The problem was the non-hospitalists who invested the time and energy to start the hospitalist practice wanted the departing hospitalists to compensate the larger group.
The hospitalists could understand why the other doctors proposed a buyout but wondered what the hospitalists would get in return for paying it. The answer seemed to be not much. They weren’t confident they could recoup their investment by having future hospitalists buy in to the practice (proposing this had scared off more than one recruit), or by selling the practice to another party.
Assess Your Value
The problems faced by both these practices are a result of uncertainty about what their practices are worth.
In the first case, doctors who had the opportunity to buy into the practice were choosing not to because they believed they weren’t going to get anything in return (and had the added burden of putting themselves on the schedule more often to cover open shifts).

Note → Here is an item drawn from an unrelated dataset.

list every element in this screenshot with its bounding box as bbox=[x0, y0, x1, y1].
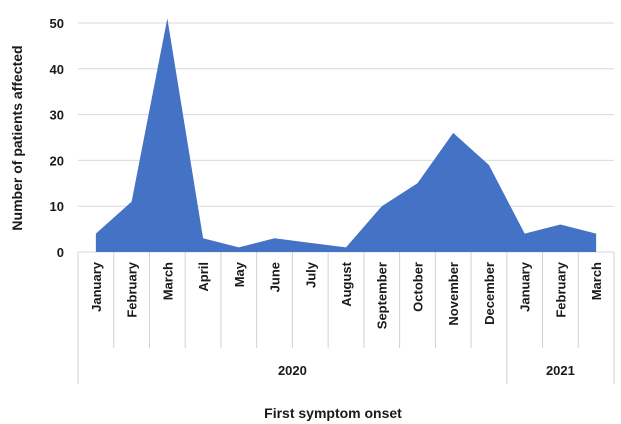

Likewise, in the second case the hospitalists agreed it seemed reasonable to pay the other doctors in the parent group to go out on their own. But the hospitalists worried they would never be able to recoup that money by selling shares of the practice to new partner hospitalists or selling the whole group to another entity.
It’s tricky to value any medical practice. A common approach is to put a price on tangible assets owned by the practice (e.g., buildings and equipment like computers and lab apparatus, and the accounts receivable), and the patient base (or good will) the practice has developed.
It isn’t too difficult to come up with a value for tangible assets, and most hospitalist practices have little or nothing in this category (the only hard assets I can think of that I own are my pager, stethoscope, and a couple of lab coats I never wear). Patient lists and good will are particularly difficult to place a value on. Even for a primary care practice with thousands of patient charts, there is no guarantee patients will agree to transfer their care to a purchasing doctor.
For most any kind of medical practice, including a hospitalist group, good will mainly is a function of the referral relationships doctors have developed that ensure a steady flow of patients. Since a steady flow of patients is not a problem for most hospitalist practices (too many patients is more common than too few) the value of that referral stream may not be much.
Another asset many hospitalist practices own is their contract(s) with sponsoring organizations (usually hospitals, but sometimes health plans). They provide for supplemental payments over and above professional fees the practice collects.
This is often a hospitalist practice’s most valuable asset, and it may be worth investing money to acquire. It’s the primary reason large hospitalist staffing companies are willing to pay to acquire local hospitalist practices.
Usually these contracts cannot automatically be assigned to another party without the hospital’s consent. Most hospitals’ loyalty lies with the hospitalists who provide their coverage, not with the company that may hold the contract. For example, with the hospitalists in the second case, their hospital would have been willing to immediately sign a new contract with their spin-off group to maintain their existing hospitalist coverage. The parent group’s hospital contract wasn’t worth acquiring.
All this suggests hospitalist practices may not have much monetary value. That is, an outside party probably wouldn’t pay much to buy your practice. I think this is true for the two practices I describe above. For practices like these, it is probably best to avoid having a buy-in to achieve partner status, and not diverting some practice revenue that would otherwise be used to pay salaries into a “profit” pool from which distributions are made to partners/owners periodically.